Er merkte, daß er an einem Baum lehnte, kleine Zweige abriß, und daß unter einer Straßenlampe Jim Lefferts stand und ihn ansah.
»Du siehst krank aus, Höllenhund«, sagte Jim.
Elmer bemühte sich würdevoll zu erscheinen, gab es aber bald auf und stöhnte: »Ach, das bin ich auch! Was hab' ich mich denn überhaupt in dieses Religionszeug eingelassen?«
»Was tun sie dir denn? Ist egal; brauchst mir's nicht zu sagen.
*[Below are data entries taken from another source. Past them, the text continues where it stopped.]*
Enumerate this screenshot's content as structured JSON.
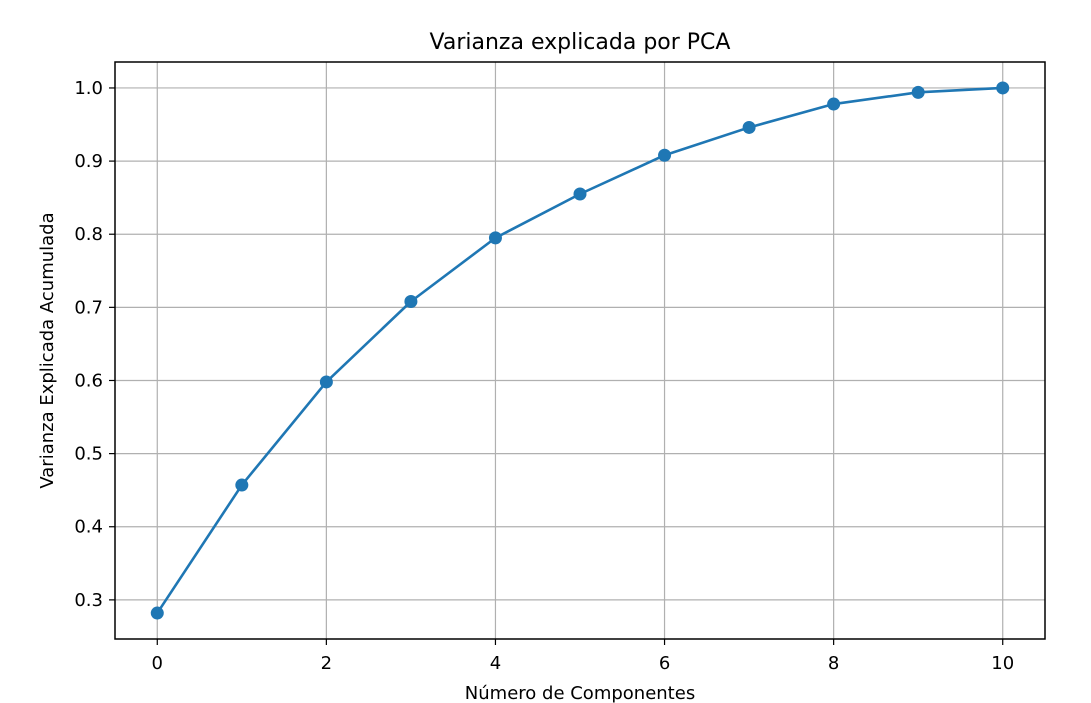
{
  "chart_data": {
    "type": "line",
    "title": "Varianza explicada por PCA",
    "xlabel": "Número de Componentes",
    "ylabel": "Varianza Explicada Acumulada",
    "x": [
      0,
      1,
      2,
      3,
      4,
      5,
      6,
      7,
      8,
      9,
      10
    ],
    "series": [
      {
        "values": [
          0.282,
          0.457,
          0.598,
          0.708,
          0.795,
          0.855,
          0.908,
          0.946,
          0.978,
          0.994,
          1.0
        ],
        "color": "#1f77b4",
        "marker": "circle"
      }
    ],
    "xlim": [
      -0.5,
      10.5
    ],
    "ylim": [
      0.2465,
      1.0355
    ],
    "x_ticks": [
      "0",
      "2",
      "4",
      "6",
      "8",
      "10"
    ],
    "y_ticks": [
      "0.3",
      "0.4",
      "0.5",
      "0.6",
      "0.7",
      "0.8",
      "0.9",
      "1.0"
    ],
    "grid": true,
    "grid_color": "#b0b0b0"
  }
}
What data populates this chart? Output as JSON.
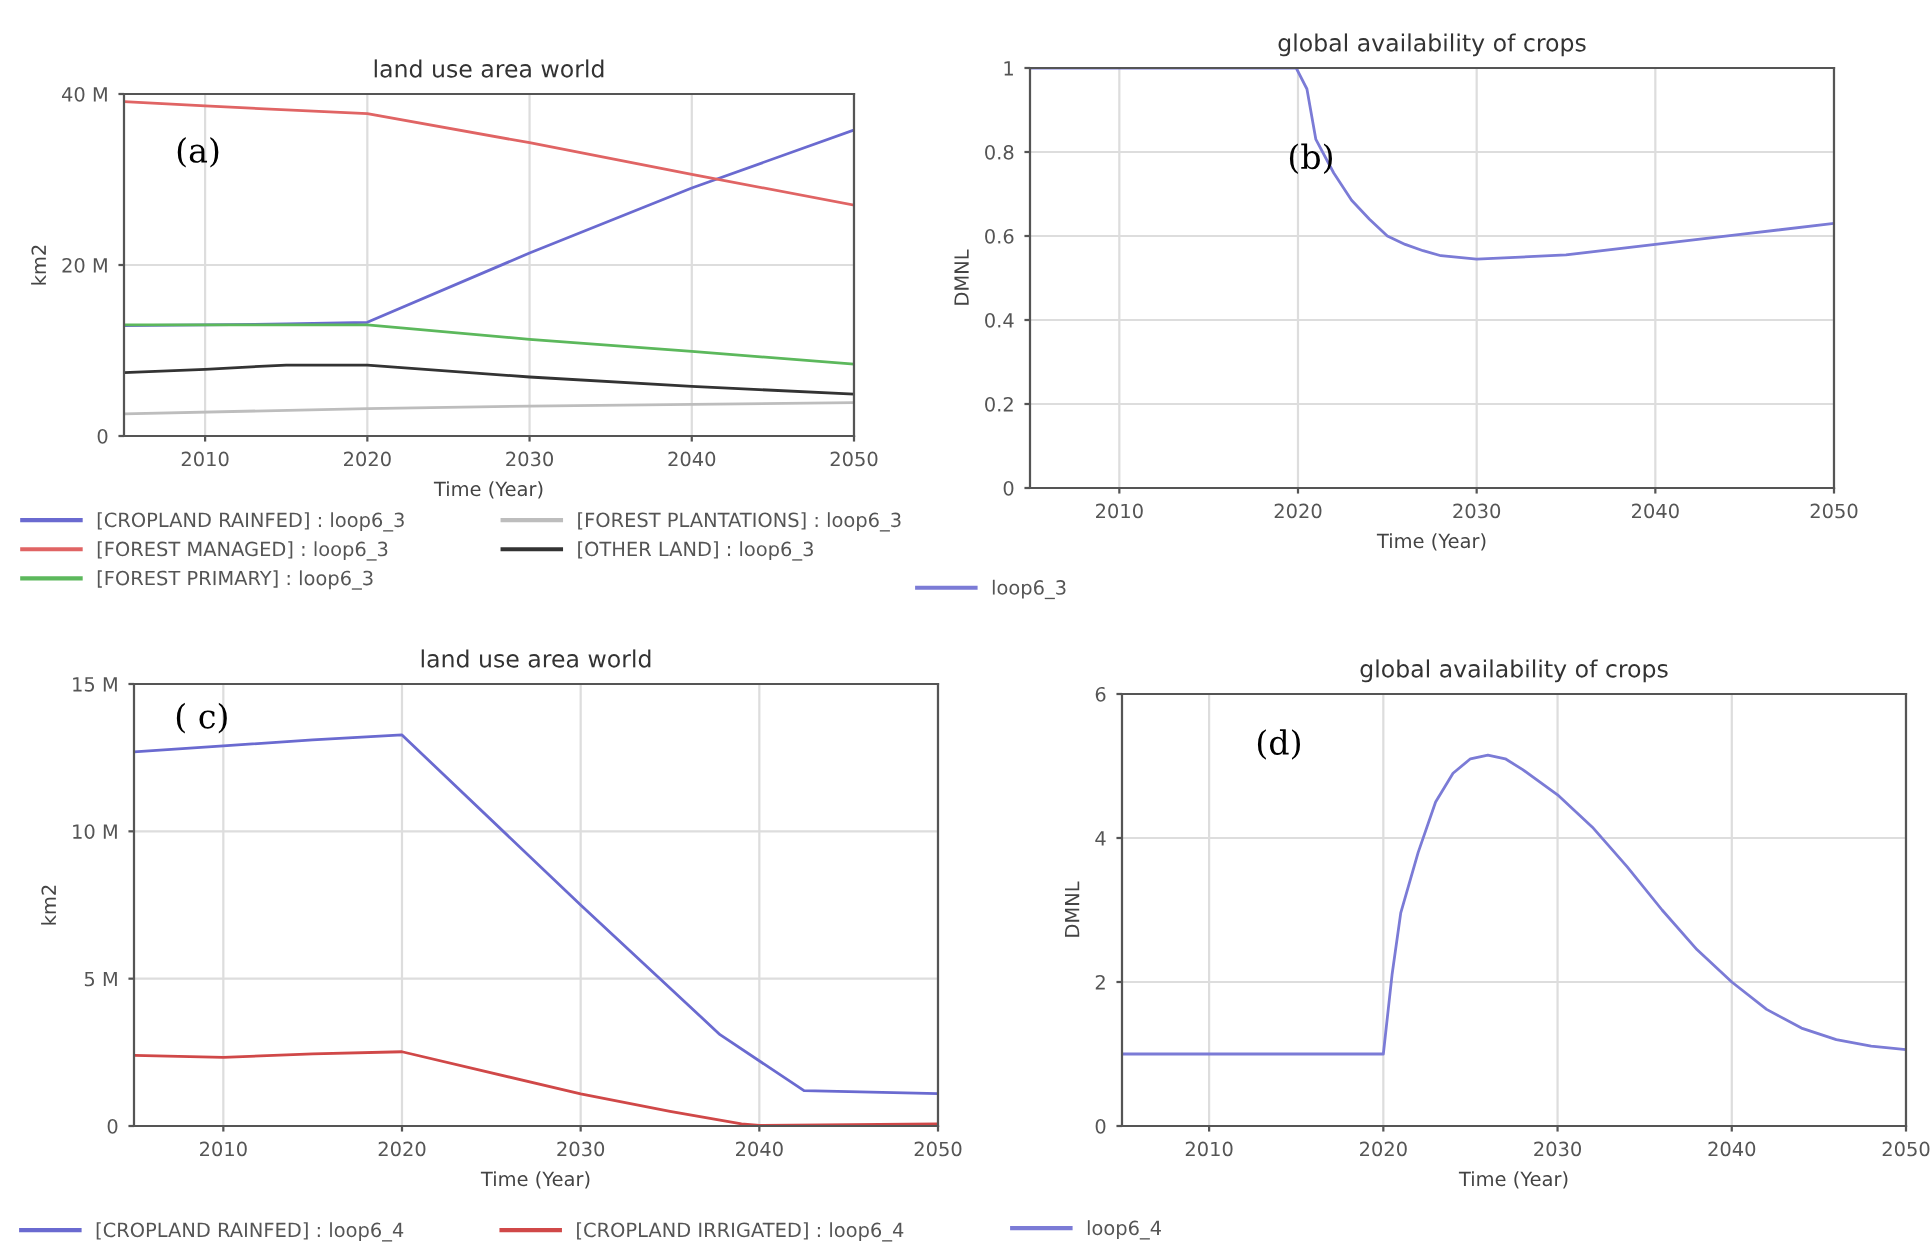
{
  "chart_data": [
    {
      "type": "line",
      "title": "land use area world",
      "xlabel": "Time (Year)",
      "ylabel": "km2",
      "annotations": [
        "(a)"
      ],
      "xlim": [
        2005,
        2050
      ],
      "xticks": [
        2010,
        2020,
        2030,
        2040,
        2050
      ],
      "ylim": [
        0,
        40000000
      ],
      "yticks": [
        {
          "value": 0,
          "label": "0"
        },
        {
          "value": 20000000,
          "label": "20 M"
        },
        {
          "value": 40000000,
          "label": "40 M"
        }
      ],
      "grid": true,
      "legend": "bottom",
      "series": [
        {
          "name": "[CROPLAND RAINFED] : loop6_3",
          "color": "#6a6ad0",
          "x": [
            2005,
            2010,
            2015,
            2020,
            2030,
            2040,
            2050
          ],
          "values": [
            12900000,
            13000000,
            13100000,
            13300000,
            21400000,
            29000000,
            35800000
          ]
        },
        {
          "name": "[FOREST MANAGED] : loop6_3",
          "color": "#e06464",
          "x": [
            2005,
            2010,
            2020,
            2030,
            2040,
            2050
          ],
          "values": [
            39100000,
            38600000,
            37700000,
            34300000,
            30600000,
            27000000
          ]
        },
        {
          "name": "[FOREST PRIMARY] : loop6_3",
          "color": "#5cb85c",
          "x": [
            2005,
            2020,
            2030,
            2040,
            2050
          ],
          "values": [
            13000000,
            13000000,
            11300000,
            9900000,
            8400000
          ]
        },
        {
          "name": "[FOREST PLANTATIONS] : loop6_3",
          "color": "#bdbdbd",
          "x": [
            2005,
            2020,
            2030,
            2040,
            2050
          ],
          "values": [
            2600000,
            3200000,
            3500000,
            3700000,
            3900000
          ]
        },
        {
          "name": "[OTHER LAND] : loop6_3",
          "color": "#333333",
          "x": [
            2005,
            2010,
            2015,
            2020,
            2030,
            2040,
            2050
          ],
          "values": [
            7400000,
            7800000,
            8300000,
            8300000,
            6900000,
            5800000,
            4900000
          ]
        }
      ]
    },
    {
      "type": "line",
      "title": "global availability of crops",
      "xlabel": "Time (Year)",
      "ylabel": "DMNL",
      "annotations": [
        "(b)"
      ],
      "xlim": [
        2005,
        2050
      ],
      "xticks": [
        2010,
        2020,
        2030,
        2040,
        2050
      ],
      "ylim": [
        0,
        1
      ],
      "yticks": [
        0,
        0.2,
        0.4,
        0.6,
        0.8,
        1
      ],
      "grid": true,
      "legend": "bottom",
      "series": [
        {
          "name": "loop6_3",
          "color": "#7b7bd6",
          "x": [
            2005,
            2019.9,
            2020.5,
            2021,
            2022,
            2023,
            2024,
            2025,
            2026,
            2027,
            2028,
            2030,
            2035,
            2040,
            2045,
            2050
          ],
          "values": [
            1,
            1,
            0.95,
            0.83,
            0.75,
            0.685,
            0.64,
            0.6,
            0.58,
            0.565,
            0.553,
            0.545,
            0.555,
            0.58,
            0.605,
            0.63
          ]
        }
      ]
    },
    {
      "type": "line",
      "title": "land use area world",
      "xlabel": "Time (Year)",
      "ylabel": "km2",
      "annotations": [
        "( c)"
      ],
      "xlim": [
        2005,
        2050
      ],
      "xticks": [
        2010,
        2020,
        2030,
        2040,
        2050
      ],
      "ylim": [
        0,
        15000000
      ],
      "yticks": [
        {
          "value": 0,
          "label": "0"
        },
        {
          "value": 5000000,
          "label": "5 M"
        },
        {
          "value": 10000000,
          "label": "10 M"
        },
        {
          "value": 15000000,
          "label": "15 M"
        }
      ],
      "grid": true,
      "legend": "bottom",
      "series": [
        {
          "name": "[CROPLAND RAINFED] : loop6_4",
          "color": "#6a6ad0",
          "x": [
            2005,
            2010,
            2015,
            2020,
            2030,
            2037.8,
            2042.5,
            2050
          ],
          "values": [
            12700000,
            12900000,
            13100000,
            13270000,
            7500000,
            3100000,
            1200000,
            1100000
          ]
        },
        {
          "name": "[CROPLAND IRRIGATED] : loop6_4",
          "color": "#d04848",
          "x": [
            2005,
            2010,
            2015,
            2020,
            2030,
            2035,
            2039,
            2040,
            2050
          ],
          "values": [
            2400000,
            2330000,
            2450000,
            2520000,
            1090000,
            500000,
            70000,
            20000,
            70000
          ]
        }
      ]
    },
    {
      "type": "line",
      "title": "global availability of crops",
      "xlabel": "Time (Year)",
      "ylabel": "DMNL",
      "annotations": [
        "(d)"
      ],
      "xlim": [
        2005,
        2050
      ],
      "xticks": [
        2010,
        2020,
        2030,
        2040,
        2050
      ],
      "ylim": [
        0,
        6
      ],
      "yticks": [
        0,
        2,
        4,
        6
      ],
      "grid": true,
      "legend": "bottom",
      "series": [
        {
          "name": "loop6_4",
          "color": "#7b7bd6",
          "x": [
            2005,
            2020,
            2020.5,
            2021,
            2022,
            2023,
            2024,
            2025,
            2026,
            2027,
            2028,
            2030,
            2032,
            2034,
            2036,
            2038,
            2040,
            2042,
            2044,
            2046,
            2048,
            2050
          ],
          "values": [
            1.0,
            1.0,
            2.1,
            2.96,
            3.8,
            4.5,
            4.9,
            5.1,
            5.15,
            5.1,
            4.95,
            4.6,
            4.15,
            3.6,
            3.0,
            2.45,
            2.0,
            1.62,
            1.36,
            1.2,
            1.11,
            1.06
          ]
        }
      ]
    }
  ]
}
Du mußt was trinken.«
»Bei Gott, das muß ich!«
»Ich hab' ein Quart erstklassigen Kornbranntwein von einem Pascher, den ich hier auf dem Land aufgetrieben hab', und mein Zimmer ist grad in diesem Block. Komm.«
Während der ersten Schlucke war Elmer still, er war verwirrt und suchte Halt an Jim, der ihn schon aus diesen Schrecken herausführen würde.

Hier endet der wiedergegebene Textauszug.